Summary:

This week, Kaplan and Pearson both announced their own accelerators for ed tech startups. Their announcements comes on the heels of launches by two other ed tech accelerators.

education innovation

Have an idea for an ed tech startup? Now might be a good time to go forward with it, because in the last month not one, not two, but four new ed tech accelerators have launched.

Earlier this month, we reported on the launches of Boston’s LearnLaunchX and New York’s Socratic Labs. On Monday, Kaplan and TechStars announced a new ed tech accelerator and on Wednesday, Pearson announced its own incubator for ed tech companies. Until this year, Palo Alto’s ImagineK-12 was the only traditional accelerator focused on ed tech.

While Kaplan’s program will follow the model of other TechStars programs (mentorship, space and capital in exchange for a bit of equity), Pearson is taking a slightly different approach with its incubator, called Catalyst. Ten accepted startups will continue to work from their own locations and mostly receive remote access to Pearson executives and product experts. They’ll each receive a $10,000 stipend for travel and other expenses (to enable meetings with their mentors and others), and will have the opportunity to present at a Demo Day at the end of the program.

Another big difference in the Pearson model is that the company won’t be taking an equity stake in any of the companies accepted to the program. If and when the startups raise financing, Pearson could invest separately, but there are no guarantees.
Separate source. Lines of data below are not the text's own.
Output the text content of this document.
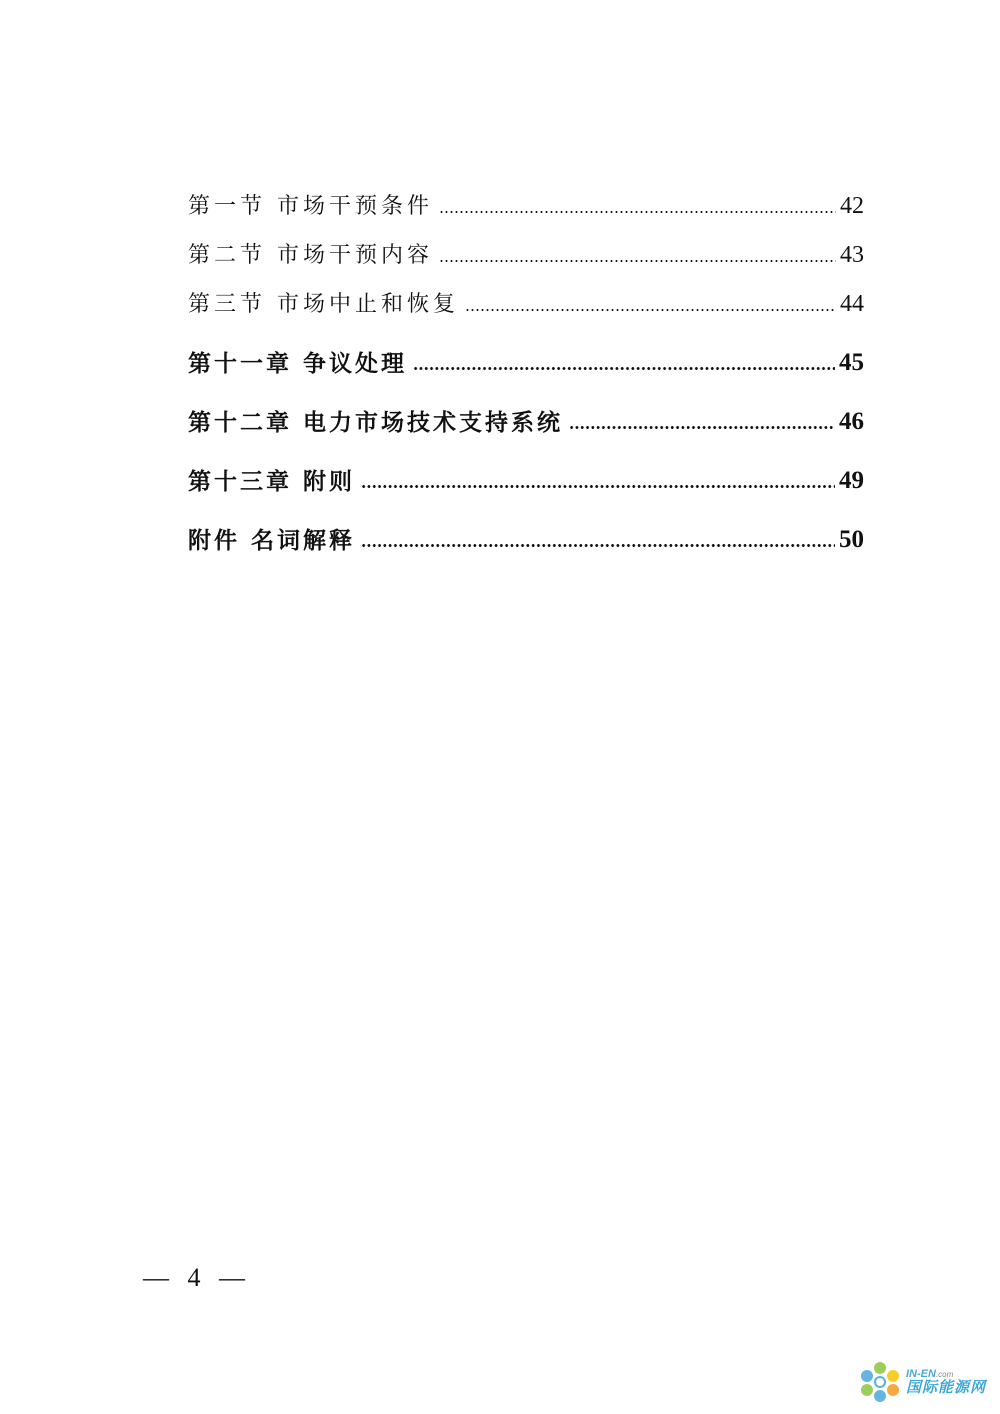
第一节 市场干预条件	42
第二节 市场干预内容	43
第三节 市场中止和恢复	44
第十一章 争议处理	45
第十二章 电力市场技术支持系统	46
第十三章 附则	49
附件 名词解释	50
— 4 —
IN-EN.com
国际能源网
The company also said that Pearson could become a customer of one of the startups during the program.

Socratic Labs has already announced the startups in its inaugural class, but it will be interesting to see what kinds of companies the other programs attract and accept. Pearson’s name and position as a potential acquirer could appeal to founders, as could the fact that its program doesn’t take equity. But while Pearson’s program only provides mentorship from Pearson executives, Kaplan’s accelerator, which will be based in New York, carries the weight of the TechStars brand and offers access to a wider group of mentors. Supporters include ed tech founders Udemy CEO Eren Bali, Kaplan’s CEO Andy Rosen, and General Assembly CEO Jake Schwartz, as well as TechStars co-founders David Cohen and Brad Feld, Columbia University’s chief digital officer Sree Sreenivasan and others.